Cuanto más
me intentan españolizar más me alejo.
Cuanto más
intentan asustarme, más me radicalizo.
Cuanto más
presionan, amenazan e intentan imponer, más confirman mis convicciones.
Cuando leo,
escucho o vivo, perplejo, alguna de las actitudes apuntadas entiendo los
orígenes de la violencia, puesto que las amenazas, la imposición y el miedo son
la avanzadilla de la bofetada, la patada, la presión o la presencia armada del invasor.
Cuando
mienten, recurriendo al infundio con argumentos carentes de base, me pregunto
por la razón profunda de ese apego repentino. ¿Es amor o más bien necesidad
de ser obedecidos sin más explicaciones? ¿Es acaso menos noble su afán y se
limita a los dineros, al temor de perder una importante fuente de ingresos?
La paradoja
reside en la poca estima que España, como estado, ha tenido por lo que Franco
llamó “las provincias díscolas” y que ahora se convierte en un sorprendente
amor que, al igual que el marido en desacuerdo con el final del matrimonio que
le anuncia la esposa, pretende mantener por la fuerza la presencia de la mujer, que no del amor, en el hogar conyugal, en un ejercicio brutal de fuerza, de desprecio y de
coacción.
Me
sorprende que España desee realmente asumir la convivencia con un país,
Catalunya, que le ocasionará más molestias que ventajas.
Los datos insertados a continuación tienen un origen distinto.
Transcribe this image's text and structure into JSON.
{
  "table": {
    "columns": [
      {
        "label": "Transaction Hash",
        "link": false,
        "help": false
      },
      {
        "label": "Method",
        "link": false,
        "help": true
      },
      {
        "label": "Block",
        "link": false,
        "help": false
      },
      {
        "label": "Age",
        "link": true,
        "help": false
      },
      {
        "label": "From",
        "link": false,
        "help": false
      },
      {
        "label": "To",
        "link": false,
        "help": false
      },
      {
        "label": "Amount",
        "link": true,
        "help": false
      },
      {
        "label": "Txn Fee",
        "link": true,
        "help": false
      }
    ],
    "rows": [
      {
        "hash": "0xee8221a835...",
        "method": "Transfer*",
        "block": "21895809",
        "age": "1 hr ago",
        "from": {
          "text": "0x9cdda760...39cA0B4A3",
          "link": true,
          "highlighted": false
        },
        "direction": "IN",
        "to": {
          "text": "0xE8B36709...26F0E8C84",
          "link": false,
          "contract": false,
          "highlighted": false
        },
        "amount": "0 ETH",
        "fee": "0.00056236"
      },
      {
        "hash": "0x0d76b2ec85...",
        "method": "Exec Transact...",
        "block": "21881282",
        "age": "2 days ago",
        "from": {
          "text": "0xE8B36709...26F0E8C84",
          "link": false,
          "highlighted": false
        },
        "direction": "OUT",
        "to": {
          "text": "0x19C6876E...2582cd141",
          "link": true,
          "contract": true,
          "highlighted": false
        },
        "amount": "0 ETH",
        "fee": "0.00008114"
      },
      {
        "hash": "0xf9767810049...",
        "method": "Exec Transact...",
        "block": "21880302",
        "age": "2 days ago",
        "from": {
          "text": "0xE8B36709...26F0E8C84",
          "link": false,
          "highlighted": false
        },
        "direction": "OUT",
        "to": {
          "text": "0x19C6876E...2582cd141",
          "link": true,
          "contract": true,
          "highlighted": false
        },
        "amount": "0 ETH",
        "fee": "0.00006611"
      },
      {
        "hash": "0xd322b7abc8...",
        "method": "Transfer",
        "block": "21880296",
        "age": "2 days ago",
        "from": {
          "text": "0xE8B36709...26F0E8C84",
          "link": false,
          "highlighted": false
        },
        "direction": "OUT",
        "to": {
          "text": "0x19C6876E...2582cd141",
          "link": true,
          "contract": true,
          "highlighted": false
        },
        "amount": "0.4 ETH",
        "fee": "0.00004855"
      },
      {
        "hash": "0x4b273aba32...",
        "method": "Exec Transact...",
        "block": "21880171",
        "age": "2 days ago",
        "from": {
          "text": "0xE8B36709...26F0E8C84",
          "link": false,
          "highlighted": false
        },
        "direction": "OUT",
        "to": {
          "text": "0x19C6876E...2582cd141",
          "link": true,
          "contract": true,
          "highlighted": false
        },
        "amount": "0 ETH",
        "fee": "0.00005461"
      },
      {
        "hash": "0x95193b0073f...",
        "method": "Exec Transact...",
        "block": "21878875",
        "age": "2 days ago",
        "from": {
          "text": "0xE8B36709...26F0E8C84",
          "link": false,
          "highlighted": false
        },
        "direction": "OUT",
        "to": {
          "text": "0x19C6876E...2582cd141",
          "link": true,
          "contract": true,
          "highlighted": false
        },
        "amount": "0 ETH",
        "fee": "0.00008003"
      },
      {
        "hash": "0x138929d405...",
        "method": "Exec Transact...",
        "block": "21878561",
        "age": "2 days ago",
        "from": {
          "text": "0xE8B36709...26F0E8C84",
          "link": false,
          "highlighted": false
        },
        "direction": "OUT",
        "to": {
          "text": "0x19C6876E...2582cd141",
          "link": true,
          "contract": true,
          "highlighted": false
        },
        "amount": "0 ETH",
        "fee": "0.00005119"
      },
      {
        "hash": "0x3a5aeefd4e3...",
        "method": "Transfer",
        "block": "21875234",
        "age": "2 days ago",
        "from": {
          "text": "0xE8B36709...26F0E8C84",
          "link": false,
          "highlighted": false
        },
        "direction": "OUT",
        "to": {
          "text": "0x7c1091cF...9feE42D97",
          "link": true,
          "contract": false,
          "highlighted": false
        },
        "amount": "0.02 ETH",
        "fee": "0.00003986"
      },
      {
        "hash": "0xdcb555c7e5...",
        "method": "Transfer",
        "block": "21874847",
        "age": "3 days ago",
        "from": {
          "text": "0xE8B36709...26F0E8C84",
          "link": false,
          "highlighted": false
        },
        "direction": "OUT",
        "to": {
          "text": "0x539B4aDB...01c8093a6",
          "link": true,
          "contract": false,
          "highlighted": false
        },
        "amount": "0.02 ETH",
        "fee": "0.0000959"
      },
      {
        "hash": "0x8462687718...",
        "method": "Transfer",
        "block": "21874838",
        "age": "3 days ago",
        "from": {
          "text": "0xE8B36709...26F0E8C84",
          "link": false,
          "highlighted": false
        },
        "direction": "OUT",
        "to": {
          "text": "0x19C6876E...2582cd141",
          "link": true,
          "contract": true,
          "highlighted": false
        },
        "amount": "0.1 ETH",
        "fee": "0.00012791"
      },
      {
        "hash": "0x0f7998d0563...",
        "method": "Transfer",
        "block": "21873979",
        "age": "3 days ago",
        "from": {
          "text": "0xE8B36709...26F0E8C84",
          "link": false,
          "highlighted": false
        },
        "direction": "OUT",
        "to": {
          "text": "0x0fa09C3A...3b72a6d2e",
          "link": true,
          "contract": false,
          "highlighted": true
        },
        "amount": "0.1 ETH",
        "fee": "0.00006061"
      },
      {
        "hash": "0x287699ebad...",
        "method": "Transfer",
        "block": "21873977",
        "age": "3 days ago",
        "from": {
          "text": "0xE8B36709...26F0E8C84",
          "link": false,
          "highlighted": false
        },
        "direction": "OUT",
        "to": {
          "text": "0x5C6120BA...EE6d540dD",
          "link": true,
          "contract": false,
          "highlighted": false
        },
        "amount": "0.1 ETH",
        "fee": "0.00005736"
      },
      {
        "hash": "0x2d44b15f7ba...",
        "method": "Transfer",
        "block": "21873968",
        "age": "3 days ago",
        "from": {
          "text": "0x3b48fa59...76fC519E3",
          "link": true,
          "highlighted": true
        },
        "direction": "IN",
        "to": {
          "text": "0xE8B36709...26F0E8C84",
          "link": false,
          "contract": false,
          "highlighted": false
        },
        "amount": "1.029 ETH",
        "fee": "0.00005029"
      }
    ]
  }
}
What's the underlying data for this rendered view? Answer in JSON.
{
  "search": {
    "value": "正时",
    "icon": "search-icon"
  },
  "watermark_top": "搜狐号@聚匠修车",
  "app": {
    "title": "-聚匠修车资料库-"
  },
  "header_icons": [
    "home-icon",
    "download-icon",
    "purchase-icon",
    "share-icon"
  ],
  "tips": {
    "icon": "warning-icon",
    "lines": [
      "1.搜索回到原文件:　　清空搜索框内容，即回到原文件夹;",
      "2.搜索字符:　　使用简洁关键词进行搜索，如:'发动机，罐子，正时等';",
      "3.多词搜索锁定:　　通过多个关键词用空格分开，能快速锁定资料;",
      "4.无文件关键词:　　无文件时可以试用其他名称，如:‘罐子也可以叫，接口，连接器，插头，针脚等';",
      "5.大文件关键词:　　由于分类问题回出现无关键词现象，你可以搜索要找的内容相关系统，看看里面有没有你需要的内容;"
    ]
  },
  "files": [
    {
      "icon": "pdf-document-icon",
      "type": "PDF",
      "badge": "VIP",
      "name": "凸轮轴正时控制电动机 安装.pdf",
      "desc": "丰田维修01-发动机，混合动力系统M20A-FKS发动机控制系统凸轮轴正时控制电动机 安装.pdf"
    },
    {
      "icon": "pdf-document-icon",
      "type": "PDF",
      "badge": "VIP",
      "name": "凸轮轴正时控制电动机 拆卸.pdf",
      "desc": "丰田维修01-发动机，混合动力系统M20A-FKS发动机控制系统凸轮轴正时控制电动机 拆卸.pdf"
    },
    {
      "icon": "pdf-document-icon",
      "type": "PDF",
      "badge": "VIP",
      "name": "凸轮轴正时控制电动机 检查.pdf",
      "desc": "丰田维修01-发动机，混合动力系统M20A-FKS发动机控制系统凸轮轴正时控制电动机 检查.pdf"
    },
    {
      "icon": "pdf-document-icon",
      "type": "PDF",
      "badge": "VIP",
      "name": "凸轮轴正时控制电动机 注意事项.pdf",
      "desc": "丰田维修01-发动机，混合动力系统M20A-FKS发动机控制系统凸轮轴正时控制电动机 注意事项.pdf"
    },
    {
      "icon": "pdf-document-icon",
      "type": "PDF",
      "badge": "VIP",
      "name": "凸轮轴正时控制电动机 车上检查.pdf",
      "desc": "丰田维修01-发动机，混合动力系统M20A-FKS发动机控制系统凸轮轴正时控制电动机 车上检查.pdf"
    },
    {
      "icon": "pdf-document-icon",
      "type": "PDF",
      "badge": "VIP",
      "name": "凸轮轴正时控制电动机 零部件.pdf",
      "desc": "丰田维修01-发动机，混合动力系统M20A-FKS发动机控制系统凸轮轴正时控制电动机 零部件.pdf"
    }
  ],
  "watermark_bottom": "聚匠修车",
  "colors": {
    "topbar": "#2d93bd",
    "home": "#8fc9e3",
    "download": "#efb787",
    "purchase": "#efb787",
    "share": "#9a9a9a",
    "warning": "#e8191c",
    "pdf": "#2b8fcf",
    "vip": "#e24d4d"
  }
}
Que será incordio,
fuente de conflictos y fábrica de tensiones.
En la
diferencia actual, por la cual las cabezas pensantes de los dos grandes
partidos nacionales, PP y PSOE, pierden los papeles entonando un himno que les
es común, lo sensato será, como siempre, la acción negociadora de la política.
Al igual
que en las peleas tabernarias, alguien tendrá que llamar al sosiego de las
partes, admitir las razones del que aparece como díscolo y proponer acuerdos,
pactos y documentos suscritos por los contendientes en los que se enumeren las
alegaciones de cada uno, se ceda, se de por entendida la buena voluntad y en
lugar de amenazas se proponga colaboración, intercambio, comercio, facilidades
y libertad de circulación de personas y mercancías.
Un papel en
el que no figuren las palabras odio, rencor y desconfianza, en el que se
reconozcan los méritos respectivos de los firmantes, se descarten acciones de
represalia, se descalifique el boicot, se diseñen formas de colaborar, acciones
en común, respeto a partes iguales y estrategias compartidas para potenciar el
valor de ambos territorios.
Acuerdos
comerciales, de servicios, de defensa, de gestión de las cuencas fluviales, de
representación internacional, de intercambio de estudiantes, de colaboración
científica, de compartir infraestructuras civiles de elevado coste. Y así hasta
la saciedad.
El ejemplo
es ahora mismo perverso. Letal. Contemplar la pérdida de papeles por parte de
los llamados padres de la patria, escucharlos cuando proclaman la intervención,
el aislamiento y el boicot o, peor, una campaña internacional para aislar a Catalunya del resto del mundo o para ahogarla en lo económico, es desalentador,
pone de relieve sus propios miedos e inseguridades y suscita no pocas preguntas
acerca del buen criterio y de la salud mental de esas personas.
O, sencillamente,
si están capacitadas para ejercer las responsabilidades que el pueblo soberano
les ha asignado.
Pierre Roca
1 comentari:
El problema es simple: En Madrid no creen que Catalunya sea España, creen que Catalunya es de España.